El ilógico presupuesto de Defensa

Miguel Angel Sarni

Por Miguel Angel Sarni(*)

El gasto en Defensa en la Argentina con relación al PBI es uno de los más bajos del mundo, el más bajo de UNASUR y el más reducido de nuestra historia: apenas 0,7/0,8 por ciento. Nuestros vecinos y socios o asociados del Mercosur, invierten sumas importantes en Defensa: Brasil (1,5 %), Chile (3,5 %), Uruguay (2%). Las páginas internacionales de los diarios parecen sugerir que nos estamos equivocando.

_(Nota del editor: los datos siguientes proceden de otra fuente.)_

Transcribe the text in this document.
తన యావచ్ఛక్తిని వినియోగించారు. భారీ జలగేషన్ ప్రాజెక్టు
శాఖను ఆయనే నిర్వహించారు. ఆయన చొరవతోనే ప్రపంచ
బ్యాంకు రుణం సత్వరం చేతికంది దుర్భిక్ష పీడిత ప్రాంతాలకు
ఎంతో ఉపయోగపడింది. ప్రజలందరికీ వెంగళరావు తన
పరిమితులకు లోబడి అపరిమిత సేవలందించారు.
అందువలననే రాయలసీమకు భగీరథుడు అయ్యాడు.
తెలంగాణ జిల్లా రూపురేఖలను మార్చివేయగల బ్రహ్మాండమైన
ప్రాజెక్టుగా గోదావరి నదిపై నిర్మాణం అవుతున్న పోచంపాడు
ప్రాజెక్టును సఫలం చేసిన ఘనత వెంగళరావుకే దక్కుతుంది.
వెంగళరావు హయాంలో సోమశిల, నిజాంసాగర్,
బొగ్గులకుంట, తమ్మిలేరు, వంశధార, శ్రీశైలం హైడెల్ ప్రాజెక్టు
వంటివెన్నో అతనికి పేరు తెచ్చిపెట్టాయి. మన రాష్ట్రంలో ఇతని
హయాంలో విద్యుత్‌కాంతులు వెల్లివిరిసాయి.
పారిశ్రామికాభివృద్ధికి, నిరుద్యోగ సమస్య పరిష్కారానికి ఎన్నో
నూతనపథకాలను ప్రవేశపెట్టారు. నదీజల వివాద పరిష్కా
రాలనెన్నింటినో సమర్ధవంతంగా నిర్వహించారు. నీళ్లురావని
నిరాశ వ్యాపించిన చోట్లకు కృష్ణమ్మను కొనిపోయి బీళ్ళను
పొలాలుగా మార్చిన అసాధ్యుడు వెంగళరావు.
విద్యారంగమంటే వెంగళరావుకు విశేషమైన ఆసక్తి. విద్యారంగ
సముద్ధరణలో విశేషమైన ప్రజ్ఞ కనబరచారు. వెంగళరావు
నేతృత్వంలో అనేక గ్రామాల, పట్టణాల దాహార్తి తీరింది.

Debido a la sobrepoblación, el mundo está brotado de conflictos regionales por asuntos de petróleo, minería, ríos, religión o límites. Ha surgido un nuevo ámbito de enfrentamiento el cibernético, capaz de perjudicar los sistemas: de energía, de seguridad, financieros, de gobierno. Asimismo, hay Estados que colapsan, devorados por amenazas internas, sediciosas, mafias de narcotraficantes o simplemente criminales, sectores mejor armados que sus propios ejércitos. “Las FFAA no pueden existir cuando se elimina de su horizonte la posibilidad de un conflicto”. La imagen, siquiera el fantasma de una contienda posible, debe levantarse en los confines de la perspectiva y ejercer su espiritual gravitación sobre el presente de las FFAA. La idea de que van a ser un día utilizadas es necesaria para instruirlas, equiparlas y cuidarlas.

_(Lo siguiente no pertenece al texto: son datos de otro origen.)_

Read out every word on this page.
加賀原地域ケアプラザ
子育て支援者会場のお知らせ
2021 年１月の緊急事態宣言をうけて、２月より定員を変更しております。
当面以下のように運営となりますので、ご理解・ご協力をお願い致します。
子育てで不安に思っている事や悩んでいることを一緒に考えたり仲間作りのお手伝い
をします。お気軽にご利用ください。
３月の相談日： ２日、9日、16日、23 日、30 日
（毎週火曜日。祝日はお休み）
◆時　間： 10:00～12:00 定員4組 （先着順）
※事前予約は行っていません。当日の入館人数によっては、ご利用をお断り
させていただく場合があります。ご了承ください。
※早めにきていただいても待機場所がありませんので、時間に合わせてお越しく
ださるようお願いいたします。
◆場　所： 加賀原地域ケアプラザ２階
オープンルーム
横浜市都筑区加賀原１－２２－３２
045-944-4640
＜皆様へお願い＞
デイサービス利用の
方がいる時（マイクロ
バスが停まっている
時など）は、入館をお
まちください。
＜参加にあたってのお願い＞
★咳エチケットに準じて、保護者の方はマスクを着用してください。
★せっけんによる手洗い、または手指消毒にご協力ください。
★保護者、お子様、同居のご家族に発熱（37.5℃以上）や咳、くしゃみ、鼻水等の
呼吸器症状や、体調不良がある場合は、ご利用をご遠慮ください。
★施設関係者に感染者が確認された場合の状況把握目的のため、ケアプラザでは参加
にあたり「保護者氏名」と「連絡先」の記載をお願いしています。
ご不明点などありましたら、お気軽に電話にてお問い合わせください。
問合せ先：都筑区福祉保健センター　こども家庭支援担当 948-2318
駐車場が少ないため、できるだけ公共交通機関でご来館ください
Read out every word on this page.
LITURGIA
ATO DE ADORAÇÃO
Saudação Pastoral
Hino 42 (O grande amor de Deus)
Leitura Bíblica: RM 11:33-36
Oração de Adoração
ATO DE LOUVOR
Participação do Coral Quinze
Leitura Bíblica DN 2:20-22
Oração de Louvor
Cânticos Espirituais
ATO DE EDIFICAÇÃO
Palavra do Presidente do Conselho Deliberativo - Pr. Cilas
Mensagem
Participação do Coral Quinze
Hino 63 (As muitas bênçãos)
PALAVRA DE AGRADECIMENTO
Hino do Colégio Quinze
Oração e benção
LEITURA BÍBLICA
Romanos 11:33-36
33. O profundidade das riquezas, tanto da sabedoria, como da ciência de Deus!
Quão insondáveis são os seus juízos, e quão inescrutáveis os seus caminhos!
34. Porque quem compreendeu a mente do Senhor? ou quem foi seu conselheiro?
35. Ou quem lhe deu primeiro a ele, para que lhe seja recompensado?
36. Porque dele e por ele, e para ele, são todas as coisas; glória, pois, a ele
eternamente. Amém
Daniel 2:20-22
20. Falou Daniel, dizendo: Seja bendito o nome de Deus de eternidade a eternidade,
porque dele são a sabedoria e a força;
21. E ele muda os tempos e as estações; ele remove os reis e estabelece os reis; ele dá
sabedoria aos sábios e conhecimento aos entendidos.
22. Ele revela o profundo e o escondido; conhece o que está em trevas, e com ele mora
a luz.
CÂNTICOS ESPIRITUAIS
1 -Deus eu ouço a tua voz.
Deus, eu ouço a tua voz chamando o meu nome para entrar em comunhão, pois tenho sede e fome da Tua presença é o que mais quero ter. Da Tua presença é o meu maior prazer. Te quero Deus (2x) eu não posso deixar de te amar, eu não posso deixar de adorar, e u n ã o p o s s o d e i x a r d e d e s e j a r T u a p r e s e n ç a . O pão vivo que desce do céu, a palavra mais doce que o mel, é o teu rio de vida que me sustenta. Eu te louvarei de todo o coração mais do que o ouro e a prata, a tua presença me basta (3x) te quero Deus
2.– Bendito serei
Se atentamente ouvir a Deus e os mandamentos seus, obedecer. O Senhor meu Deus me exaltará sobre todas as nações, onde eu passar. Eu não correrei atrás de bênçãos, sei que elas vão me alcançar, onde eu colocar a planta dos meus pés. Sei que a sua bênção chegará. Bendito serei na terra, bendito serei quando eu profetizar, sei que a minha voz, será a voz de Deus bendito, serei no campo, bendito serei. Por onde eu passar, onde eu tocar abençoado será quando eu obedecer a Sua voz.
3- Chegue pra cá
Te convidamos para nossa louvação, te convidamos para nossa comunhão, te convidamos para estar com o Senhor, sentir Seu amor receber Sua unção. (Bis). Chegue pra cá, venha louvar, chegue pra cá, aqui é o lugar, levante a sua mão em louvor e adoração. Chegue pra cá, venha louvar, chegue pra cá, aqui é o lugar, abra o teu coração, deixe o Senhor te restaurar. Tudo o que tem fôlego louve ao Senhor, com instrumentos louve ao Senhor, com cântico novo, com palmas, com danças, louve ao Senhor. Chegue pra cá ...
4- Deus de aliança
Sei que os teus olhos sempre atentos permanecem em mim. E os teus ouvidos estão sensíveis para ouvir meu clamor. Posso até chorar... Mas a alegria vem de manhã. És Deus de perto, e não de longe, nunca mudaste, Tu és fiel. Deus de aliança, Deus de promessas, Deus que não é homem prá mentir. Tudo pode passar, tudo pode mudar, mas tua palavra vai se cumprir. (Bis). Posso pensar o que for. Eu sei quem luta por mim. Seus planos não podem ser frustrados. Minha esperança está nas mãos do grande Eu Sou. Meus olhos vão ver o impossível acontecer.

Nuestras FFAA subsidiariamente integran Operaciones Multilaterales de Paz y participan en emergencias por Catástrofes. En nuestro país, pese al elevado crecimiento económico de los últimos diez años, se ha desalentado cualquier posibilidad de modernización del casi inactivo aparato de defensa nacional. Los recursos humanos, columna vertebral de toda Institución Militar, se resignan a la discrecionalidad de los ascensos al apartarse el Ministerio de Defensa de las propuestas de las FFAA. Padecen el cada vez menor grado de educación, y sueldos bajos y/o pagados en negro. En síntesis, sin proyecto de defensa, las FFAA no gravitan como factor de disuasión ni de acción.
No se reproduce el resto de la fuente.